Pyramid Adversarial Training Improves ViT Performance

Charles Herrmann, Kyle Sargent, Lu Jiang, Ramin Zabih, Huiwen Chang, Ce Liu, Dilip Krishnan, Deqing Sun

40 citations

Abstract

Aggressive data augmentation is a key component of the strong generalization capabilities of Vision Transformer (ViT). One such data augmentation technique is adversarial training (AT); however, many prior works [28, 45] have shown that this often results in poor clean accuracy. In this work, we present pyramid adversarial training (Pyra-midAT), a simple and effective technique to improve ViT's overall performance.
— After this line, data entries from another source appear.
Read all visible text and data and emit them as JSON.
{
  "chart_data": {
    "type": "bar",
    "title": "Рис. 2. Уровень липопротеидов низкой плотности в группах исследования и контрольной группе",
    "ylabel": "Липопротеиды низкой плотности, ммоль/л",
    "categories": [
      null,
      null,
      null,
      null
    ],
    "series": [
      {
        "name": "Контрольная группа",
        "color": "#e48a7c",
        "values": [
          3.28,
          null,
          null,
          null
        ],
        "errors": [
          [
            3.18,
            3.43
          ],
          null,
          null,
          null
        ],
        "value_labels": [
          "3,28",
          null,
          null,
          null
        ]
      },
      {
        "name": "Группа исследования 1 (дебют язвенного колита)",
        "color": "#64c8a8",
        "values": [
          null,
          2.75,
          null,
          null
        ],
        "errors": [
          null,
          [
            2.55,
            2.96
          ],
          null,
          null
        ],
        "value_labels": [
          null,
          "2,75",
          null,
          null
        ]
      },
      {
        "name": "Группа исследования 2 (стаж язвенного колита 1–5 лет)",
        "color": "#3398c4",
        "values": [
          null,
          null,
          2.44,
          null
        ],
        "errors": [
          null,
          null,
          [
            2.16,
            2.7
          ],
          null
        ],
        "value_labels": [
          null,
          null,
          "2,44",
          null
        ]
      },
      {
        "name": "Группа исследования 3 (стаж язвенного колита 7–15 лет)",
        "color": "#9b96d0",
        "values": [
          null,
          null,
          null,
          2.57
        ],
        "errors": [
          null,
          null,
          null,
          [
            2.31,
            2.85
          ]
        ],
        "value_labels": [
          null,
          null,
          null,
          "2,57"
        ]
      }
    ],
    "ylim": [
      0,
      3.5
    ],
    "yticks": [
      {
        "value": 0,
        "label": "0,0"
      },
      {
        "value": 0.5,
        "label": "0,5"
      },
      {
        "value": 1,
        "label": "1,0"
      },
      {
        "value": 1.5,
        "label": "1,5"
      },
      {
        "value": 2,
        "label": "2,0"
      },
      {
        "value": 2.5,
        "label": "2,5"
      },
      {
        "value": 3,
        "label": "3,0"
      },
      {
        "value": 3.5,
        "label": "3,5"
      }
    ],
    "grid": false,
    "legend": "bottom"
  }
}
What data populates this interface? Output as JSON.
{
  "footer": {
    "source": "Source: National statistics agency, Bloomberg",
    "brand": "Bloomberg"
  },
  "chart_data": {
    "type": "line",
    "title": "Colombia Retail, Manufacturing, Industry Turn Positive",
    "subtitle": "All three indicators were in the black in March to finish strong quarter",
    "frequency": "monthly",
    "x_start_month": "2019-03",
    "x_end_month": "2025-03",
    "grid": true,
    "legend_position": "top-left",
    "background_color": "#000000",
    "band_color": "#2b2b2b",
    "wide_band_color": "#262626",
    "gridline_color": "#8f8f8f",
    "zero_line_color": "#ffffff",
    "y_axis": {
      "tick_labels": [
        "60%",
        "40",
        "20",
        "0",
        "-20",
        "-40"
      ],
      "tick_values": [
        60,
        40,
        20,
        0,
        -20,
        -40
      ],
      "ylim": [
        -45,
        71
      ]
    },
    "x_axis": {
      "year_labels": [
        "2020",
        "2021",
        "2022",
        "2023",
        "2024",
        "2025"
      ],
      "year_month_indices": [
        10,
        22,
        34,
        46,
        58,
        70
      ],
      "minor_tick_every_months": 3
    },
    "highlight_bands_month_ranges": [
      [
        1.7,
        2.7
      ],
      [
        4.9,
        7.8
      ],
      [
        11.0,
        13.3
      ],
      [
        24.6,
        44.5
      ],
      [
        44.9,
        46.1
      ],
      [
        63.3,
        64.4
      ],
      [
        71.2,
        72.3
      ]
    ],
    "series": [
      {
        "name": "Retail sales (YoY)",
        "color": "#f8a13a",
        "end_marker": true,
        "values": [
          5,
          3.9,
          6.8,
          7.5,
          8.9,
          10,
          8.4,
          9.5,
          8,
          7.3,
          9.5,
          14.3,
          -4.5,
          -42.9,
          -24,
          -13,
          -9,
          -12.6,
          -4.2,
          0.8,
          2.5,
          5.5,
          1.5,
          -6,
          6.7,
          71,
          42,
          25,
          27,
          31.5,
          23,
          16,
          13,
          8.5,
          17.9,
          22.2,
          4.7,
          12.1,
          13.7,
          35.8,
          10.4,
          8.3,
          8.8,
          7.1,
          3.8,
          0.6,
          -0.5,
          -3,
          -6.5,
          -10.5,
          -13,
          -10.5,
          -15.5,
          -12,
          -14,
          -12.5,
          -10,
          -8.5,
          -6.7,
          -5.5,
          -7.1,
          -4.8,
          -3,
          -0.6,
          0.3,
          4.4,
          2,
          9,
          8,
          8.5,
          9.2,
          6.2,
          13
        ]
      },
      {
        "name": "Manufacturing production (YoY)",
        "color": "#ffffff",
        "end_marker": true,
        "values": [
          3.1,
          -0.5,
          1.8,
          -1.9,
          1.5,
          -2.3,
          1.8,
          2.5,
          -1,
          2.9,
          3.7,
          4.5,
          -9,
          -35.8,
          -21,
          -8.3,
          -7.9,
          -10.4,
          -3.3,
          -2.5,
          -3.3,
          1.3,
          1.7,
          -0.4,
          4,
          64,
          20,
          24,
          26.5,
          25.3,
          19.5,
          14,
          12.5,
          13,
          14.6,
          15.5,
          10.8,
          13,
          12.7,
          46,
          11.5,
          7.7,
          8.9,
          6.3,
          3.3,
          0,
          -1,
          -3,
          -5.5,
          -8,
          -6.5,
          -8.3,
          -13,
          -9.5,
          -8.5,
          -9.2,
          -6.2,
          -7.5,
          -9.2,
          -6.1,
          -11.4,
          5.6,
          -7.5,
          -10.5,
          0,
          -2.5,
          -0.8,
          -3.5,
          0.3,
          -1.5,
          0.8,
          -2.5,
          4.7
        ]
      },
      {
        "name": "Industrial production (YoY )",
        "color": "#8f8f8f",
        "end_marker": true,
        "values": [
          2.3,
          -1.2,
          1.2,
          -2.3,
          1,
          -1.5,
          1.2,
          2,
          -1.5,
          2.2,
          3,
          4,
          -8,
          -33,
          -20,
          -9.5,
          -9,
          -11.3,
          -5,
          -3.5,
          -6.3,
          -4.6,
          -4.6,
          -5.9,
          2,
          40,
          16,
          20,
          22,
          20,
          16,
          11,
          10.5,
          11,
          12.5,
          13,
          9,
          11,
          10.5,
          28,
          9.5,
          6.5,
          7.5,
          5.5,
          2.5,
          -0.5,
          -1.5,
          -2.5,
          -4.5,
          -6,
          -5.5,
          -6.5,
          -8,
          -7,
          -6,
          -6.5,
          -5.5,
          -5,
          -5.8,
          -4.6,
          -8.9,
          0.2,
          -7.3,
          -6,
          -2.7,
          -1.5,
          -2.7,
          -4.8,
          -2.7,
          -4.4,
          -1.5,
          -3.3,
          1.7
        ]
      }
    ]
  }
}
We pair it with a "matched" Dropout and stochastic depth regularization, which adopts the same Dropout and stochastic depth configuration for the clean and adversarial samples. Similar to the improvements on CNNs by AdvProp [61] (not directly applicable to ViT), our pyramid adversarial training breaks the trade-off between in-distribution accuracy and out-of-distribution robustness for ViT and related architectures. It leads to 1.82% absolute improvement on ImageNet clean accuracy for the ViT-B model when trained only on ImageNet-1K data, while simultaneously boosting performance on 7 ImageNet robustness metrics, by absolute numbers ranging from 1.76% to 15.68%. We set a new state-of-the-art for ImageNet-C (41.42 mCE), ImageNet-R (53.92%), and ImageNet-Sketch (41.04%) without extra data, using only the ViT-B/16 backbone and our pyramid adversarial training. Our code is publicly available at pyramidat.github.io.